17/01/2006

Heroic Fantasy

Prélude aux Neuf Princes d'Ambre

 

Les amateurs du cycle des princes d’Ambre, assurément l’un des plus réussis de l’heroic fantasy, savent bien que notre monde, la Terre, n’est que l’ombre d’une réalité unique, infiniment déclinée selon la volonté de quelques individus : Ambre.

 

L’histoire générale d’Ambre s’étend sur dix ouvrages : on y découvre, attaché aux pas de Corwin et de son fils Merlin, un monde médiéval-fantastique original, Ambre, où la dynastie régnante possède le pouvoir de se déplacer dans les ombres, ces réalités parallèles qui sont autant de déclinaisons à l’infini d’un seul monde, Ambre.
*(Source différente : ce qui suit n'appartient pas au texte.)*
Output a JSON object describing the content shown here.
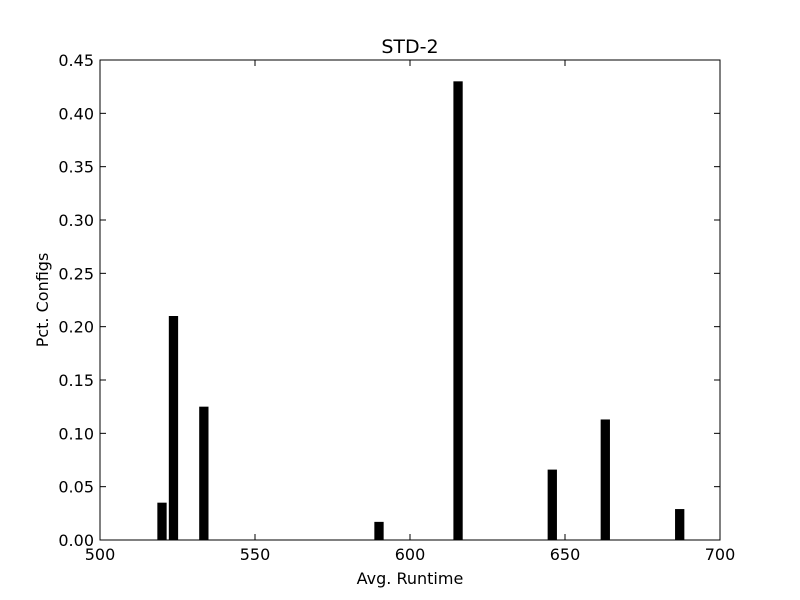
{
  "chart_data": {
    "type": "bar",
    "title": "STD-2",
    "xlabel": "Avg. Runtime",
    "ylabel": "Pct. Configs",
    "xlim": [
      500,
      700
    ],
    "ylim": [
      0,
      0.45
    ],
    "xticks": [
      "500",
      "550",
      "600",
      "650",
      "700"
    ],
    "yticks": [
      "0.00",
      "0.05",
      "0.10",
      "0.15",
      "0.20",
      "0.25",
      "0.30",
      "0.35",
      "0.40",
      "0.45"
    ],
    "grid": false,
    "bar_color": "#000000",
    "bars": [
      {
        "x": 518.5,
        "width": 3,
        "value": 0.035
      },
      {
        "x": 522.2,
        "width": 3,
        "value": 0.21
      },
      {
        "x": 532.0,
        "width": 3,
        "value": 0.125
      },
      {
        "x": 588.5,
        "width": 3,
        "value": 0.017
      },
      {
        "x": 614.0,
        "width": 3,
        "value": 0.43
      },
      {
        "x": 644.4,
        "width": 3,
        "value": 0.066
      },
      {
        "x": 661.5,
        "width": 3,
        "value": 0.113
      },
      {
        "x": 685.5,
        "width": 3,
        "value": 0.029
      }
    ]
  }
}
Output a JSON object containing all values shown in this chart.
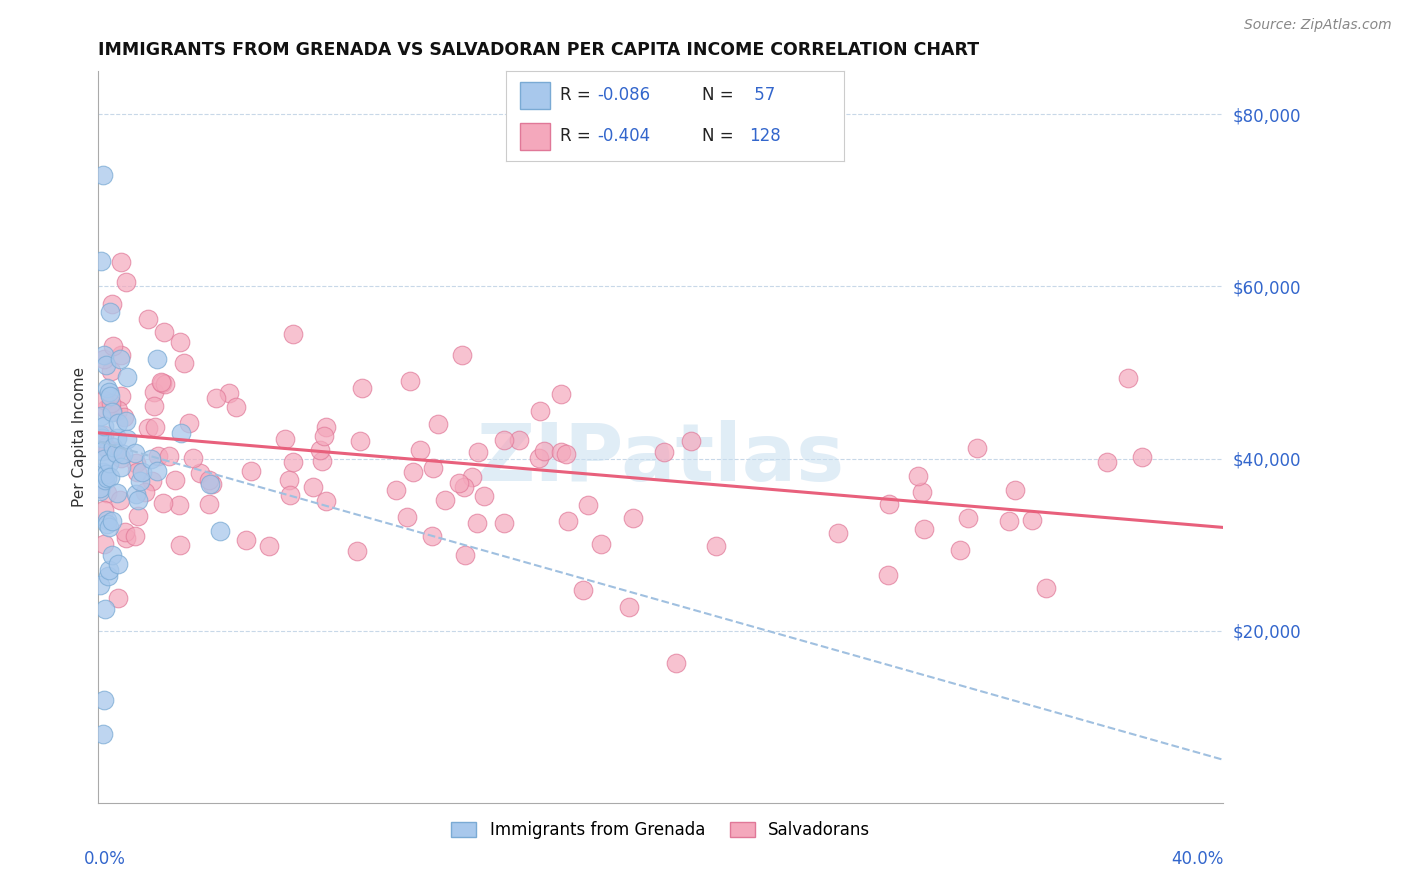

Mais cette dynastie aux pouvoirs immenses n’a rien d’une famille paisible : les luttes entre Ambriens sont autant de guerres plus ou moins subtiles pour s’assurer le contrôle d’Ambre et en particulier d’un puissant artefact, la marelle, guerres arbitrées par quelques personnages puissants et cachés comme l’ancien roi Obéron ou le plus mystérieux Dworkin. Cette famille très spéciale dispose également de jeux de tarots magiques dont les atouts sont autant de moyens de se contacter (et de s’affronter) les uns les autres : diplomatie et batailles, vengeances et trahisons, rythment la vie de chaque personnage. Notons enfin que les Ambriens, issus du Chaos, luttent au final contre ce dernier et vous aurez compris que la cosmogonie et l’organisation de ce monde magique sont à la fois très cohérentes et suffisamment complexes pour captiver l’imagination et la curiosité.

 

Malheureusement, la mort de Roger Zélazny est venue mettre un terme à cette saga fabuleuse, laissant de nombreux fans inconsolables. John Gregory Betancourt n’a pas, à proprement parler, pris la suite de Zélazny et cet ouvrage n’entend pas poursuivre les aventures de Merlin, interrompues avec le dernier ouvrage de la série de princes d’Ambre (Prince du chaos). Il nous relate avec beaucoup de brio et dans un style proche de l'original les origines de cet univers fabuleux. Disponible en 3 volumes chez Gallimard (Folio SF).